The technical features of the above embodiments can be arbitrarily combined, and for the sake of brevity, all possible combinations of the technical features in the above embodiments are not described, but should be considered as the scope of the present specification as long as there is no contradiction between the combinations of the technical features.

The above-mentioned embodiments only express several embodiments of the present application, and the description thereof is more specific and detailed, but not construed as limiting the scope of the invention. It should be noted that, for a person skilled in the art, several variations and modifications can be made without departing from the concept of the present application, which falls within the scope of protection of the present application.
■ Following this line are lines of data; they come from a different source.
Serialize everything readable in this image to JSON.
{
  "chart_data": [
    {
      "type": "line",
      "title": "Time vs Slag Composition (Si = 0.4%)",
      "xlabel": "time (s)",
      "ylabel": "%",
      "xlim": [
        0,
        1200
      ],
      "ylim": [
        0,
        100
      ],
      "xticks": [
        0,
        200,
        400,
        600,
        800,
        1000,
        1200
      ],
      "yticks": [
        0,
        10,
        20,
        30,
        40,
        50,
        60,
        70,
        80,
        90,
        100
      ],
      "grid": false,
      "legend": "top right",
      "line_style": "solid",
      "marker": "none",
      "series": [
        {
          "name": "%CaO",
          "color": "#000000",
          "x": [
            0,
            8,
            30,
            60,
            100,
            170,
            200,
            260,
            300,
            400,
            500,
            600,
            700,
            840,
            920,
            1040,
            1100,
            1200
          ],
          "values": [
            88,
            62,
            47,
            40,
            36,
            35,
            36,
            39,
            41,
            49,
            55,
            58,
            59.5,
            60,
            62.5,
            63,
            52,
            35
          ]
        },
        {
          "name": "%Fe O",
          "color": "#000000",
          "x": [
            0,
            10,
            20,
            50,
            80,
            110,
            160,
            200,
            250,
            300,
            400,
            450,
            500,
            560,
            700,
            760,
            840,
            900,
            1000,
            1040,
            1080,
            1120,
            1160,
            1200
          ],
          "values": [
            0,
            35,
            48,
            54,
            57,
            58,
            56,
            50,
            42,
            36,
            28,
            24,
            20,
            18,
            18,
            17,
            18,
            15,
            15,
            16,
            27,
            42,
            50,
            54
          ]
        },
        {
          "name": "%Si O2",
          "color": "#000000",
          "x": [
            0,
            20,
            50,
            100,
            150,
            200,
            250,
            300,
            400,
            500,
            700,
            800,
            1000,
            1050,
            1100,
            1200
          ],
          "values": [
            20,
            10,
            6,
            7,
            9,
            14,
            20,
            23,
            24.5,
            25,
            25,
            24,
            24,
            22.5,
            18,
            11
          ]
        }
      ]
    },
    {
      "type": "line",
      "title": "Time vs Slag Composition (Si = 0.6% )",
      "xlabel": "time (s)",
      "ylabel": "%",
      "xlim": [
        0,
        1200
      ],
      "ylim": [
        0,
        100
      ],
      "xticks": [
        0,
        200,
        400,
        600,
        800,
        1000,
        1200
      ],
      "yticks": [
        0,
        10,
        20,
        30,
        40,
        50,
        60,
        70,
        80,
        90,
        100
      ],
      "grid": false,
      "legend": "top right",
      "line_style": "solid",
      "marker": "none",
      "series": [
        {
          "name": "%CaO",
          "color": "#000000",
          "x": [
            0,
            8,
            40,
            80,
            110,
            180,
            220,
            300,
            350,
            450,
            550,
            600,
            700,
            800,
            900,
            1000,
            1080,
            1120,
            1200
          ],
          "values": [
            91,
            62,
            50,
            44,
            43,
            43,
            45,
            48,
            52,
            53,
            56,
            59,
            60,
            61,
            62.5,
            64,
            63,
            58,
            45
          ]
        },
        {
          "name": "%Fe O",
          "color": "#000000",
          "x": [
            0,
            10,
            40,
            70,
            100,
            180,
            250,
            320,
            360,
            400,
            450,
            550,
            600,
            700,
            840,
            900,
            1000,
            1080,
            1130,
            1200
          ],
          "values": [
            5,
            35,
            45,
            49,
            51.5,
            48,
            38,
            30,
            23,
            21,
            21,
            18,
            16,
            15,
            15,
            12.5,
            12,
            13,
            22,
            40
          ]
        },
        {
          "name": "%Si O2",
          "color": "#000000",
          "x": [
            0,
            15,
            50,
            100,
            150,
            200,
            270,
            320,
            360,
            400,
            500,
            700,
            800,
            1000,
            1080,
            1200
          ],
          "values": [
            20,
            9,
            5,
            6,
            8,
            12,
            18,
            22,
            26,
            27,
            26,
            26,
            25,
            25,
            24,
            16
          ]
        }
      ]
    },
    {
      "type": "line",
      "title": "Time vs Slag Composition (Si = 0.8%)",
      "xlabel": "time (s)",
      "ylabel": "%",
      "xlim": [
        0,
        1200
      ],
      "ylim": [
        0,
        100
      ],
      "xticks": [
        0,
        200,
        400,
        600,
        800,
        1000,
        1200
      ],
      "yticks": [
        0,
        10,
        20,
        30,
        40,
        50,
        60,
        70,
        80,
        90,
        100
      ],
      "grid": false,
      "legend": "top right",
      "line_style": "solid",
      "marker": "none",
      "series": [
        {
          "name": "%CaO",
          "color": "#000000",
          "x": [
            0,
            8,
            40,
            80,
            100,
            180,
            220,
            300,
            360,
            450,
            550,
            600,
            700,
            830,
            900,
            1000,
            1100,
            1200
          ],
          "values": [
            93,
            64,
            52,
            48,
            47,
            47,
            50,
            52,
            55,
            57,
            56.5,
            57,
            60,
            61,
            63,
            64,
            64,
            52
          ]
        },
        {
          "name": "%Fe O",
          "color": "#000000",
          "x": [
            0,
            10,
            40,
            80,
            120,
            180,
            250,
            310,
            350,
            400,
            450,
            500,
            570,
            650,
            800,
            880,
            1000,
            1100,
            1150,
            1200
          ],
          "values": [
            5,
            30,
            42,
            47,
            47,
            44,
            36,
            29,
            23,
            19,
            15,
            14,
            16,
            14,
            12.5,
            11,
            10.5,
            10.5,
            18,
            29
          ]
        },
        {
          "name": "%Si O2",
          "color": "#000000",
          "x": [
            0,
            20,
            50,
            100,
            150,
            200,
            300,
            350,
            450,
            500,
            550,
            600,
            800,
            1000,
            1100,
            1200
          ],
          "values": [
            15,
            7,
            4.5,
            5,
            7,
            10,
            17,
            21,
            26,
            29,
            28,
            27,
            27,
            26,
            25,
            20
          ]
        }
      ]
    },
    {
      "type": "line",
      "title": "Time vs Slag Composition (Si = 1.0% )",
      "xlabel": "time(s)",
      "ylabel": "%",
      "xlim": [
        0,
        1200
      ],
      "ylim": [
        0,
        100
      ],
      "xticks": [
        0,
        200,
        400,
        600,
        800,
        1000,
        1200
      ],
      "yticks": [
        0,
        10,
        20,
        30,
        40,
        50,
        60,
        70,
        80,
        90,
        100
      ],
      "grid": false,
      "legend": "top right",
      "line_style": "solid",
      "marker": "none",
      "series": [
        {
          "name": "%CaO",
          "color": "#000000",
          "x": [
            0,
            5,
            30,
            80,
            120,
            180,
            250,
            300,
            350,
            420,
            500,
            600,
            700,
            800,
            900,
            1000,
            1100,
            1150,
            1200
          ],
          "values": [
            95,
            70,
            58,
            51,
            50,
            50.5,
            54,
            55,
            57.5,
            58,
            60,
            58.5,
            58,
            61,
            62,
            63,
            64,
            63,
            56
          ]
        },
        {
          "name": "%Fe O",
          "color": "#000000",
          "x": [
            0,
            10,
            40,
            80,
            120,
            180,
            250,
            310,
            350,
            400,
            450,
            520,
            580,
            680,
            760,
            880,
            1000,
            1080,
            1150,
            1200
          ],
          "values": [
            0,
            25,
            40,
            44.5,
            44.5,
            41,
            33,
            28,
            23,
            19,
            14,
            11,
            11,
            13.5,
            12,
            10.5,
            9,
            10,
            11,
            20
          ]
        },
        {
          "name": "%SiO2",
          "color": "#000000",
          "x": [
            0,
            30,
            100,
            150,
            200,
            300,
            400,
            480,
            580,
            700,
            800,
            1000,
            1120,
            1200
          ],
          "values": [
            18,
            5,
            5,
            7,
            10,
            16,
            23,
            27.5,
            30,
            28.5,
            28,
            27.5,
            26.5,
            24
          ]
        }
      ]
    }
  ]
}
Therefore, the protection scope of the present patent shall be subject to the appended claims.

Claims

1. A method of speech interrupt processing, the method comprising:

in the voice broadcasting process, acquiring voice information of a user;

performing text conversion on the voice information to obtain text information;

identifying whether a filter word exists in the text information;

2. The method of claim 1, wherein performing semantic recognition on the text message according to the current voice broadcast conversation technique to obtain a semantic recognition result comprises:

3. The method of claim 2, wherein determining a current context category from the current voice cast dialog comprises:

4. The method according to any one of claims 2 to 3, wherein the performing semantic recognition on the text information according to the current context category to obtain a semantic recognition result comprises:

if the current context type is a key sentence context, acquiring a key sentence in the current voice broadcasting conversation;

5. The method according to any one of claims 2 to 3, wherein the performing semantic recognition on the text information according to the current context category to obtain a semantic recognition result comprises:

if the current context type is the standard context, determining that the text information is invalid information, and taking the invalid information as a semantic recognition result;

the method further comprises the following steps:

6. The method according to claim 1, wherein after interrupting the voice broadcast if the semantic recognition result is interruption information, the method further comprises:

7. The method of claim 1, further comprising:

8. The method according to any one of claims 6 to 7, wherein the performing the corresponding response operation according to the intention recognition result comprises:

9. A voice interrupt processing apparatus, the apparatus comprising:

10. A computer device comprising a memory and a processor, the memory storing a computer program operable on the processor, wherein the processor implements the steps of the method of any one of claims 1 to 8 when executing the computer program.

11. A computer-readable storage medium, on which a computer program is stored, which, when being executed by a processor, carries out the steps of the method of any one of claims 1 to 8.